Gil Scott Heron – he was great.. but he was wrong…
Today we are in the eighth day of the so-called Wall Street Takeover.
So far, it appears to be mostly an unfocused mess.
As Gina Belafonte reports in The New York Times today,
That cause, though, in specific terms, was virtually impossible to decipher. The group was clamoring for nothing in particular to happen right away — not the implementation of the Buffett rule or the increased regulation of the financial industry. Some didn’t think government action was the answer because the rich, they believed, would just find new ways to subvert the system.
But even if this rag-tag group of retro-1968 protesters and partiers don’t have a coherent vision of what they want or even what they are protesting against, they certainly have a very good understanding of how the new media works.

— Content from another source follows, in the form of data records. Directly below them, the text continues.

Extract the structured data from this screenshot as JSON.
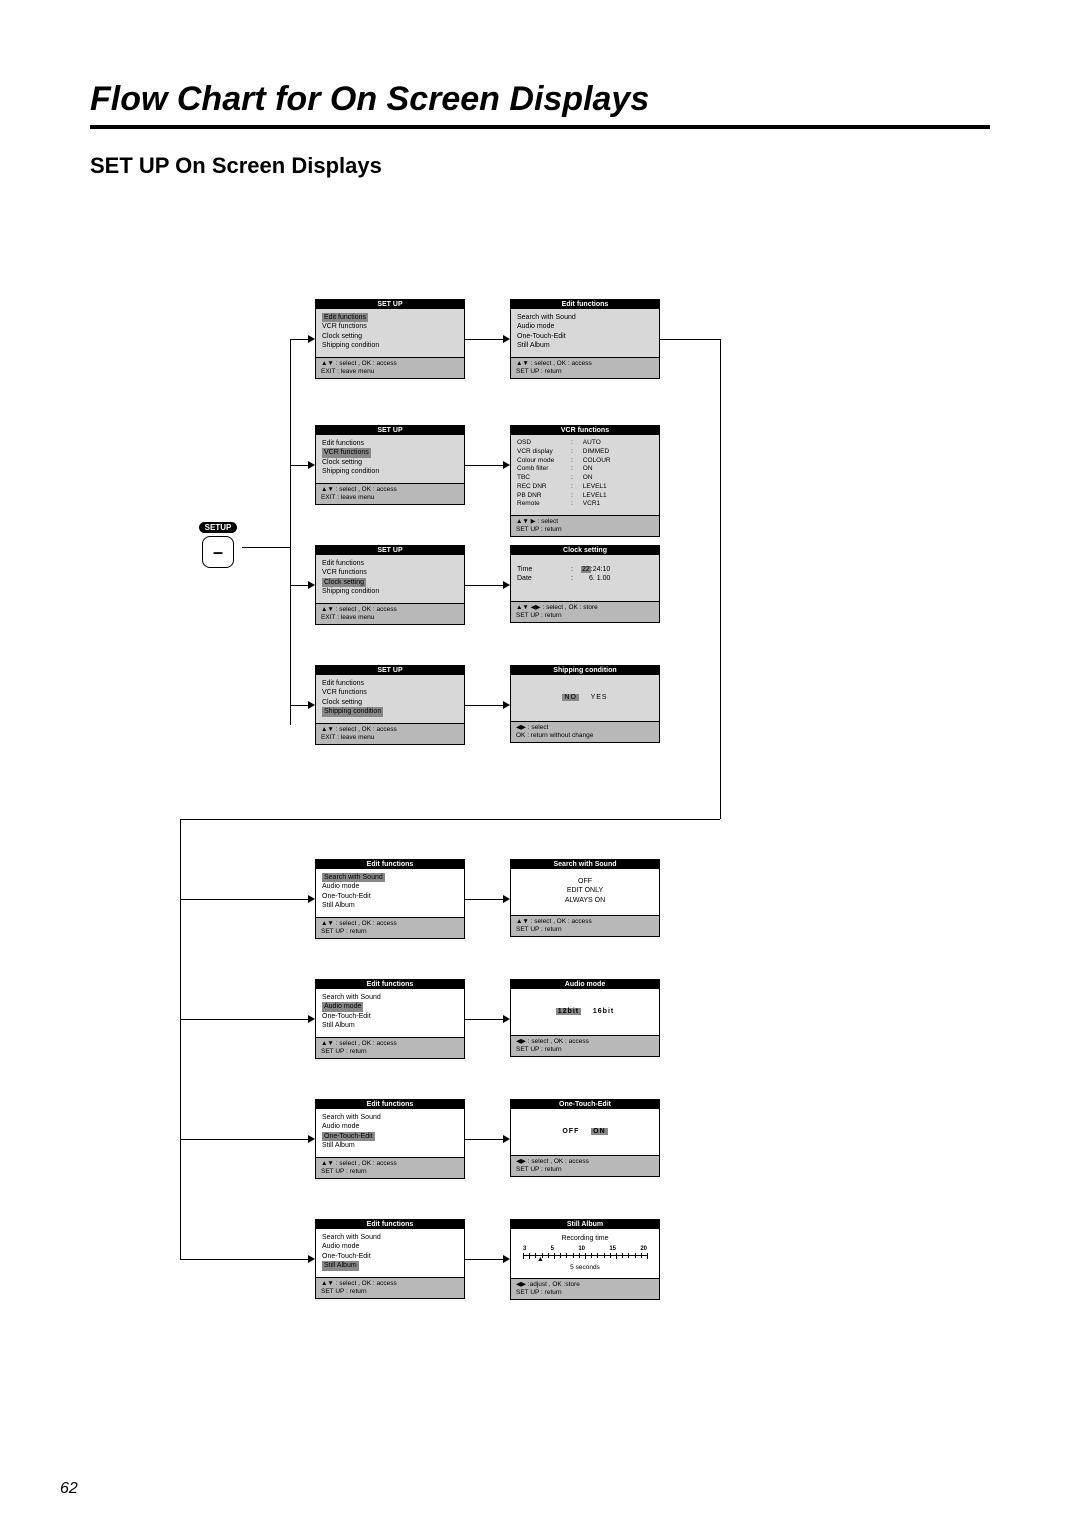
{
  "page_title": "Flow Chart for On Screen Displays",
  "section_title": "SET UP On Screen Displays",
  "page_number": "62",
  "setup_label": "SETUP",
  "setup_glyph": "–",
  "footers": {
    "select_ok_exit": "▲▼ : select  ,   OK : access\nEXIT : leave menu",
    "select_ok_setup": "▲▼ : select  ,   OK : access\nSET UP : return",
    "select_right_setup": "▲▼ ▶ : select\nSET UP : return",
    "select4_ok_setup": "▲▼ ◀▶  : select ,  OK : store\nSET UP : return",
    "lr_select_ok": "◀▶ : select\nOK : return without change",
    "lr_select_ok_setup": "◀▶  : select ,  OK : access\nSET UP : return",
    "lr_adjust_ok_setup": "◀▶  :adjust ,  OK :store\nSET UP : return"
  },
  "setup_menu": {
    "title": "SET   UP",
    "items": [
      "Edit functions",
      "VCR functions",
      "Clock setting",
      "Shipping condition"
    ]
  },
  "edit_menu": {
    "title": "Edit functions",
    "items": [
      "Search with Sound",
      "Audio mode",
      "One-Touch-Edit",
      "Still Album"
    ]
  },
  "vcr_menu": {
    "title": "VCR functions",
    "rows": [
      {
        "k": "OSD",
        "v": "AUTO",
        "sel": true
      },
      {
        "k": "VCR display",
        "v": "DIMMED"
      },
      {
        "k": "Colour mode",
        "v": "COLOUR"
      },
      {
        "k": "Comb filter",
        "v": "ON"
      },
      {
        "k": "TBC",
        "v": "ON"
      },
      {
        "k": "REC DNR",
        "v": "LEVEL1"
      },
      {
        "k": "PB DNR",
        "v": "LEVEL1"
      },
      {
        "k": "Remote",
        "v": "VCR1"
      }
    ]
  },
  "clock_menu": {
    "title": "Clock setting",
    "time_k": "Time",
    "time_v": "22",
    "time_rest": ":24:10",
    "date_k": "Date",
    "date_v": "6.  1.00"
  },
  "ship_menu": {
    "title": "Shipping condition",
    "opts": [
      "NO",
      "YES"
    ],
    "sel": 0
  },
  "search_menu": {
    "title": "Search with Sound",
    "opts": [
      "OFF",
      "EDIT ONLY",
      "ALWAYS ON"
    ],
    "sel": 1
  },
  "audio_menu": {
    "title": "Audio mode",
    "opts": [
      "12bit",
      "16bit"
    ],
    "sel": 0,
    "bold": true
  },
  "ote_menu": {
    "title": "One-Touch-Edit",
    "opts": [
      "OFF",
      "ON"
    ],
    "sel": 1,
    "bold": true
  },
  "still_menu": {
    "title": "Still Album",
    "label": "Recording time",
    "ticks": [
      "3",
      "5",
      "10",
      "15",
      "20"
    ],
    "value_label": "5 seconds"
  }
}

Anxious not to be victimized by the whims of a conventional media that has the attention span of a gnat – ‘And not this!”, they have glommed onto online video as a way of broadcasting their event, on their own terms, live, 24-hours a day.
It’s CNN without the C for Cable or N for Network.
The news part still applies.
You can follow the Wall Street events live, as they happen, here at Globalrevolution.
It’s not the most compelling TV in the world.
They clearly need some instruction on how to make television
However, my sister, who was the Executive Producer for Maury Povich and Sally Jesse Raphael for many years could probably help them out a lot.
What the site does show is that it is now possible for anyone to create any kind of TV any time they want without the need for a network or millions or billions of dollars.
What they’re lacking here is a coherent idea. But the concept is spot on.
Take this power to something more interesting and you’ve got something.
What you’ve got is the effective end of the TV networks.
Pointing these cameras at a bunch of wanna be hippies from the 60s is one thing, but pointing the same cameras at, say, the Olympics… (or terrorist holding live hostages to take it to the other extreme) is where this is all going to end up.
What’s happening on Wall Street is interesting, not for what they are saying, but for how they are choosing to say it.
As one broker noted, staring out of his window – “all these kids have Apple computers. They don’t even know that Apple is selling for $400 a share”.
Probably not. But they know what an Apple Computer can do.
And for the broker I would say – sell Comcast!
1 Comment
Brendon September 25, 2011
I’m watching this right now and it’s a giant mess. Maybe that’s the idea. Nothing produced, just pure raw content.